The Ying-Yang of Tax Reform
McConnell focused on the challenges, particularly in bridging the policy gulf between President Obama and Republican Congress. “The President is not interested in revenue neutrality, and he’s not interested in treating all taxpayers the same, so I don’t think we’ll get there on comprehensive [tax reform].”
Ryan, meanwhile, continued to accentuate the positive. “The question is: Can we take a couple of steps in the right direction?” Ryan made clear he believes the answer is “yes”, particularly with international tax policy and extenders. So international, extenders, and highways? Something to watch.
Tax Foundation on Revenue Neutral Corporate Tax Reform
The Tax Foundation released another study on pass through businesses this week. You’ll recall they put out a really great paper on pass-through taxation in January that focused on the state of the pass through business community. Our summary – it’s large, dynamic, and employs a lot of people!

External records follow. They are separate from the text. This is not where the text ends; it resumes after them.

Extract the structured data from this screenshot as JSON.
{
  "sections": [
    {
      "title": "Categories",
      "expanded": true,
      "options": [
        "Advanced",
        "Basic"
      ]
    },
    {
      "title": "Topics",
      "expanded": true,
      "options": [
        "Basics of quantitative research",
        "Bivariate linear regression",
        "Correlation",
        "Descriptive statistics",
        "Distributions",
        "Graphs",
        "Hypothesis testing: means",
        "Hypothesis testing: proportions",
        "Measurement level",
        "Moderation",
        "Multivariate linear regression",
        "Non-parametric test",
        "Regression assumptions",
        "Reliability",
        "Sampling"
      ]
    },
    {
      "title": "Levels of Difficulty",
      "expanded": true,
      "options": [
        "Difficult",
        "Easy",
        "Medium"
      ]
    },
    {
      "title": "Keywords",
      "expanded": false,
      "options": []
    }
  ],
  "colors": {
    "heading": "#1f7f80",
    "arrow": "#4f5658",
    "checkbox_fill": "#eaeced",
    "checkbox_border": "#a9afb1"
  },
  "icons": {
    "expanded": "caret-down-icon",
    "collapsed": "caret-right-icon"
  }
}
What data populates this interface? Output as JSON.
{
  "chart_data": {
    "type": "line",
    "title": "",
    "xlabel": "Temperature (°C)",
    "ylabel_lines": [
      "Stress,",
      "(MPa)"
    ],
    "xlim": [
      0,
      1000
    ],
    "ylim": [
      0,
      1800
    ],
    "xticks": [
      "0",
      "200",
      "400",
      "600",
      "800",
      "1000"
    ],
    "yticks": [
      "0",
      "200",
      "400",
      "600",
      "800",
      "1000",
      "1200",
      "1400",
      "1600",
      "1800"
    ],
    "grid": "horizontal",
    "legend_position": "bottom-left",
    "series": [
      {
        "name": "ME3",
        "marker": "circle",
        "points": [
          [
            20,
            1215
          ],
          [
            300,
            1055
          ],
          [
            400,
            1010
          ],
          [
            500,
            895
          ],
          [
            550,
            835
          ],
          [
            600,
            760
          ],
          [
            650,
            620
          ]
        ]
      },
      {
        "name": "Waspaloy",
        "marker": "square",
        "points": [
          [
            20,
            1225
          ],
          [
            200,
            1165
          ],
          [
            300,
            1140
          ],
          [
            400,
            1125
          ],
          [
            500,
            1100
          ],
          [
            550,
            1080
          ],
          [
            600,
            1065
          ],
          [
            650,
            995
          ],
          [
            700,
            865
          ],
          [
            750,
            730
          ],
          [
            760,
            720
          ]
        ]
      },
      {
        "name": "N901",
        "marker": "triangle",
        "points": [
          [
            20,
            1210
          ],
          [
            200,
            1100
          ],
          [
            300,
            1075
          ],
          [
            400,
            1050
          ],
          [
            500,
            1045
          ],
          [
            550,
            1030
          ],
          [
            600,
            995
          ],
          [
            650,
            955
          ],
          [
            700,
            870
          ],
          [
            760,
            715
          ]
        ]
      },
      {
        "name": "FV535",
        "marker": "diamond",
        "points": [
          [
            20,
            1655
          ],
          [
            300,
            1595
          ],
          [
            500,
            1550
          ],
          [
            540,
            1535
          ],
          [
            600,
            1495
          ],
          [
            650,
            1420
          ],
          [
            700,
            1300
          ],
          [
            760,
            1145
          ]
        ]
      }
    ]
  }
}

This new study dives right into the policy debate over corporate tax reform. Should Congress enact deficit neutral legislation that cuts the rates for C corporations only? According to the Tax Foundation, the answer is “no” unless you’re willing to raise taxes on pass through businesses in the process. They conclude “the impact of the elimination of business tax expenditures for pass-through businesses with no rate offset could reduce the size of the economy by 0.5 percent [or $84 billion in the long-run].”
Small Business Confidence
There’s a growing number of small business confidence surveys out there.
The Grand Daddy is NFIB’s Small Business Optimism Survey, which has been reporting quarterly since 1973 and monthly since 1986. NFIB uses a sample of nearly 4,000 small businesses, typically with a 15% response rate, and releases the information on the second Tuesday of each month.
This week’s survey gives a lukewarm assessment of the economy—“it’s moving ahead, but at an uninspiring pace” while the outlook for Q3 is “more of the same.” Two bright spots came in earnings and wages, which posted their best survey readings since October 2005 and January 2008, respectively.
A second survey, from Wells Fargo and Gallup, has been released on a quarterly basis since 2003. Their data is drawn from over 600 phone interviews with small business owners. While optimism among small businesses recorded a slight decline this Spring, overall “there’s more certainty in today’s economy than at this time last year, and we’re seeing more promising trends,” according to Lisa Stevens, head of Small Business at Wells Fargo.
Finally, there’s a brand new survey from Thumbtack, which focuses on hard-to-reach businesses such as seasonal employers and large swath of sole proprietors. Using their online community of professionals, Thumbtack is able to receive over 10,000 responses to their survey. The populations might be different, but Thumbtack’s results mirror those of NFIB—business owners are “somewhat positive” about the economy. Exploring the state-level results reveals some interesting data, particularly the discrepancies in ease of hiring and doing business in states with low regulatory burden compared to those with more red tape, typically in the Northeast and on the West Coast.
We’ll be keeping track of these surveys in future posts. Perhaps it’s time for a survey of the surveys?